First, it is worth reiterating the point that all of the FSA pronouncements fit the RDR’s prevailing theme of client-centricity: the absolute, immutable requirement to place the client and the client’s needs at the apex of the financial services triangle of provider, distributor/adviser and client. In the advice world, paternalism, that led from simplistic and crude assessment of client needs and suitability to complex, expensive and opaque products, is dead; the future is informed consent which should lead us from a robust and rigorous analysis of needs, goals and suitability to clear, simple, transparent products.

However, ‘informed consent’ is easy to say but considerably more difficult to achieve and demonstrate. Products may be simple and transparent but investment concepts are complex and there is still scope for the client to feel confused or misled, even if unintentionally, rather than to be informed, educated and engaged.

Stochastic or probabilistic modelling illustrates this powerfully. The use of stochastic modelling in retail financial services and advice burgeoned in the 2000s as a more robust and realistic way to illustrate future returns – and in particular, the range of potential future returns over time. The overriding problem is simply how the stochastic models are communicated by advisers and interpreted by clients.

For example, consider a Financial Planning Report from a few years ago using a stochastic model that concluded for the client that “there is a 68% chance that you will achieve your goals”. This is a little like saying to someone standing at a busy road intersection without pedestrian controls “you have a two thirds chance if you cross here that you’ll get to the other side; that’s pretty good so off you go!”

Also, what’s the definition of ‘goals’? Does failure simply mean one less trip each year to Las Vegas – or does it mean you will literally outlive your money and be unable to afford to feed and clothe yourself in your declining years?

The point is, of course, that what is really critical for the client is not the probability of meeting their goals but the implications of the lesser but still significant probability that they won’t. What does that actually mean to the client?

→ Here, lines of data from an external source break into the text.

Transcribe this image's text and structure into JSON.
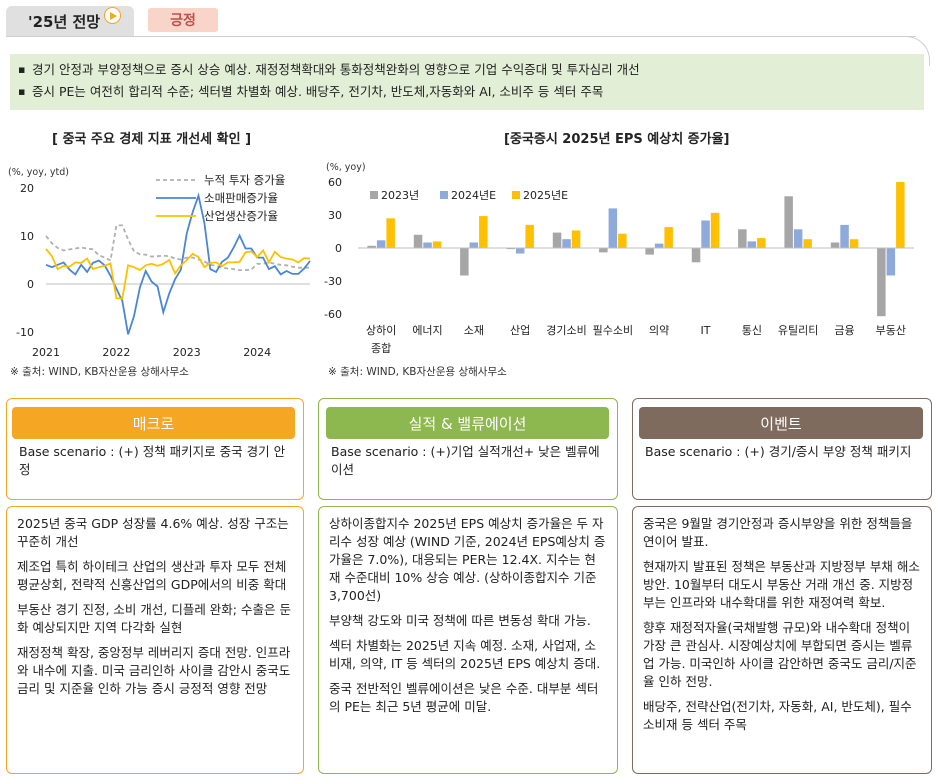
{
  "header": {
    "tab_label": "'25년 전망",
    "pill_label": "긍정"
  },
  "summary": [
    "경기 안정과 부양정책으로 증시 상승 예상. 재정정책확대와 통화정책완화의 영향으로 기업 수익증대 및 투자심리 개선",
    "증시 PE는 여전히 합리적 수준; 섹터별 차별화 예상. 배당주, 전기차, 반도체,자동화와 AI, 소비주 등 섹터 주목"
  ],
  "chart1": {
    "title": "[ 중국 주요 경제 지표 개선세 확인 ]",
    "unit": "(%, yoy, ytd)",
    "source": "※ 출처: WIND, KB자산운용 상해사무소"
  },
  "chart2": {
    "title": "[중국증시 2025년 EPS 예상치 증가율]",
    "unit": "(%, yoy)",
    "source": "※ 출처: WIND, KB자산운용 상해사무소"
  },
  "colors": {
    "gray": "#a6a6a6",
    "blue": "#8eaadb",
    "yellow": "#ffc000",
    "macro": "#f5a623",
    "earnings": "#8db74f",
    "event": "#7f6b5d",
    "summary_bg": "#e3eed6"
  },
  "chart_data": [
    {
      "type": "line",
      "x": [
        "2021-01",
        "2021-02",
        "2021-03",
        "2021-04",
        "2021-05",
        "2021-06",
        "2021-07",
        "2021-08",
        "2021-09",
        "2021-10",
        "2021-11",
        "2021-12",
        "2022-01",
        "2022-02",
        "2022-03",
        "2022-04",
        "2022-05",
        "2022-06",
        "2022-07",
        "2022-08",
        "2022-09",
        "2022-10",
        "2022-11",
        "2022-12",
        "2023-01",
        "2023-02",
        "2023-03",
        "2023-04",
        "2023-05",
        "2023-06",
        "2023-07",
        "2023-08",
        "2023-09",
        "2023-10",
        "2023-11",
        "2023-12",
        "2024-01",
        "2024-02",
        "2024-03",
        "2024-04",
        "2024-05",
        "2024-06",
        "2024-07",
        "2024-08",
        "2024-09",
        "2024-10"
      ],
      "xticks": [
        "2021",
        "2022",
        "2023",
        "2024"
      ],
      "ylim": [
        -10,
        20
      ],
      "yticks": [
        -10,
        0,
        10,
        20
      ],
      "series": [
        {
          "name": "누적 투자 증가율",
          "style": "dashed",
          "color": "#b0b0b0",
          "values": [
            10.0,
            8.5,
            7.5,
            7.0,
            7.2,
            7.4,
            7.6,
            7.4,
            7.2,
            6.0,
            5.5,
            4.9,
            12.2,
            12.2,
            9.3,
            6.8,
            6.2,
            6.1,
            5.7,
            5.8,
            5.9,
            5.8,
            5.3,
            5.1,
            5.5,
            5.5,
            5.1,
            4.7,
            4.0,
            3.8,
            3.4,
            3.2,
            3.1,
            2.9,
            2.9,
            3.0,
            4.2,
            4.2,
            4.5,
            4.2,
            4.0,
            3.9,
            3.6,
            3.4,
            3.4,
            3.4
          ]
        },
        {
          "name": "소매판매증가율",
          "style": "solid",
          "color": "#4a86d8",
          "values": [
            4.0,
            3.5,
            4.0,
            4.5,
            3.0,
            2.0,
            4.0,
            2.5,
            4.4,
            4.9,
            3.9,
            1.7,
            -1.0,
            -3.5,
            -10.5,
            -6.7,
            -0.7,
            2.7,
            0.5,
            -0.5,
            -5.9,
            -2.0,
            1.0,
            3.0,
            10.6,
            15.0,
            18.4,
            12.7,
            3.1,
            2.5,
            4.6,
            5.5,
            7.6,
            10.1,
            7.4,
            7.4,
            5.5,
            5.5,
            3.1,
            3.7,
            2.0,
            2.7,
            2.1,
            2.1,
            3.2,
            4.8
          ]
        },
        {
          "name": "산업생산증가율",
          "style": "solid",
          "color": "#ffc000",
          "values": [
            7.3,
            5.8,
            3.1,
            3.8,
            3.6,
            4.5,
            4.4,
            5.3,
            3.1,
            3.5,
            3.8,
            4.3,
            -3.0,
            -3.0,
            3.9,
            3.5,
            2.9,
            3.9,
            4.2,
            3.8,
            4.2,
            5.0,
            2.2,
            3.9,
            5.0,
            6.3,
            5.6,
            3.5,
            4.4,
            4.5,
            3.7,
            4.5,
            4.5,
            4.6,
            6.6,
            6.8,
            5.6,
            7.0,
            4.5,
            6.7,
            5.6,
            5.3,
            5.1,
            4.5,
            5.4,
            5.3
          ]
        }
      ]
    },
    {
      "type": "bar",
      "categories": [
        "상하이\n종합",
        "에너지",
        "소재",
        "산업",
        "경기소비",
        "필수소비",
        "의약",
        "IT",
        "통신",
        "유틸리티",
        "금융",
        "부동산"
      ],
      "ylim": [
        -60,
        60
      ],
      "yticks": [
        60,
        30,
        0,
        -30,
        -60
      ],
      "legend_position": "top-left",
      "series": [
        {
          "name": "2023년",
          "color": "#a6a6a6",
          "values": [
            2,
            12,
            -25,
            -1,
            14,
            -4,
            -6,
            -13,
            17,
            47,
            5,
            -62
          ]
        },
        {
          "name": "2024년E",
          "color": "#8eaadb",
          "values": [
            7,
            5,
            5,
            -5,
            8,
            36,
            4,
            25,
            6,
            17,
            21,
            -25
          ]
        },
        {
          "name": "2025년E",
          "color": "#ffc000",
          "values": [
            27,
            6,
            29,
            21,
            16,
            13,
            19,
            32,
            9,
            8,
            8,
            60
          ]
        }
      ]
    }
  ],
  "columns": [
    {
      "header": "매크로",
      "scenario": "Base scenario : (+) 정책 패키지로 중국 경기 안정",
      "details": [
        "2025년 중국 GDP 성장률 4.6% 예상. 성장 구조는 꾸준히 개선",
        "제조업 특히 하이테크 산업의 생산과 투자 모두 전체 평균상회, 전략적 신흥산업의 GDP에서의 비중 확대",
        "부동산 경기 진정, 소비 개선, 디플레 완화; 수출은 둔화 예상되지만 지역 다각화 실현",
        "재정정책 확장, 중앙정부 레버리지 증대 전망. 인프라와 내수에 지출. 미국 금리인하 사이클 감안시 중국도 금리 및 지준율 인하 가능 증시 긍정적 영향 전망"
      ]
    },
    {
      "header": "실적 & 밸류에이션",
      "scenario": "Base scenario : (+)기업 실적개선+ 낮은 벨류에이션",
      "details": [
        "상하이종합지수 2025년 EPS 예상치 증가율은 두 자리수 성장 예상 (WIND 기준, 2024년 EPS예상치 증가율은 7.0%), 대응되는 PER는 12.4X. 지수는 현재 수준대비 10% 상승 예상. (상하이종합지수 기준 3,700선)",
        "부양책 강도와 미국 정책에 따른 변동성 확대 가능.",
        "섹터 차별화는 2025년 지속 예정. 소재, 사업재, 소비재, 의약, IT 등 섹터의 2025년 EPS 예상치 증대.",
        "중국 전반적인 벨류에이션은 낮은 수준. 대부분 섹터의 PE는 최근 5년 평균에 미달."
      ]
    },
    {
      "header": "이벤트",
      "scenario": "Base scenario : (+) 경기/증시 부양 정책 패키지",
      "details": [
        "중국은 9월말 경기안정과 증시부양을 위한 정책들을 연이어 발표.",
        "현재까지 발표된 정책은 부동산과 지방정부 부채 해소 방안. 10월부터 대도시 부동산 거래 개선 중. 지방정부는 인프라와 내수확대를 위한 재정여력 확보.",
        "향후 재정적자율(국채발행 규모)와 내수확대 정책이 가장 큰 관심사. 시장예상치에 부합되면 증시는 벨류업 가능. 미국인하 사이클 감안하면 중국도 금리/지준율 인하 전망.",
        "배당주, 전략산업(전기차, 자동화, AI, 반도체), 필수소비재 등 섹터 주목"
      ]
    }
  ]
}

It may be unpalatable to the adviser who, even if not product centric, may still feel a vested interest in persuading the client to “do something”, but the key discussion in order to obtain informed consent has to be around the implications of the downside risk: what future goals or spending are placed at risk if things go pear-shaped? Shouldn’t we be securing at least enough income that is not exposed to investment risk to ensure we can meet our most basic needs? How are we protected against the twin risks of increased longevity (for most of us good news) and escalating care or nursing costs (for an increasing number of people seriously bad news)?

There’s also a concern in respect of how easy the average client finds it to interpret and draw informed conclusions based on percentage ‘probabilities’. Research suggests that most retail investors respond more positively to, say, a visual cashflow chart of incomes against expenditure than detailed and often complex textual explanations and/or a spreadsheet of figures.

Indeed, some form of cashflow would seem to be essential to any attempt to project future investment growth, whether stochastic or based more simply on deterministic percentage growth rates. Quite simply, cashflow enables the adviser and client to place the growth assumptions – and critically, risk profiles and capacity for loss – in the context of the client’s articulated future financial goals, needs, aspirations, fears and to explore the impact of different planning scenarios and contingencies.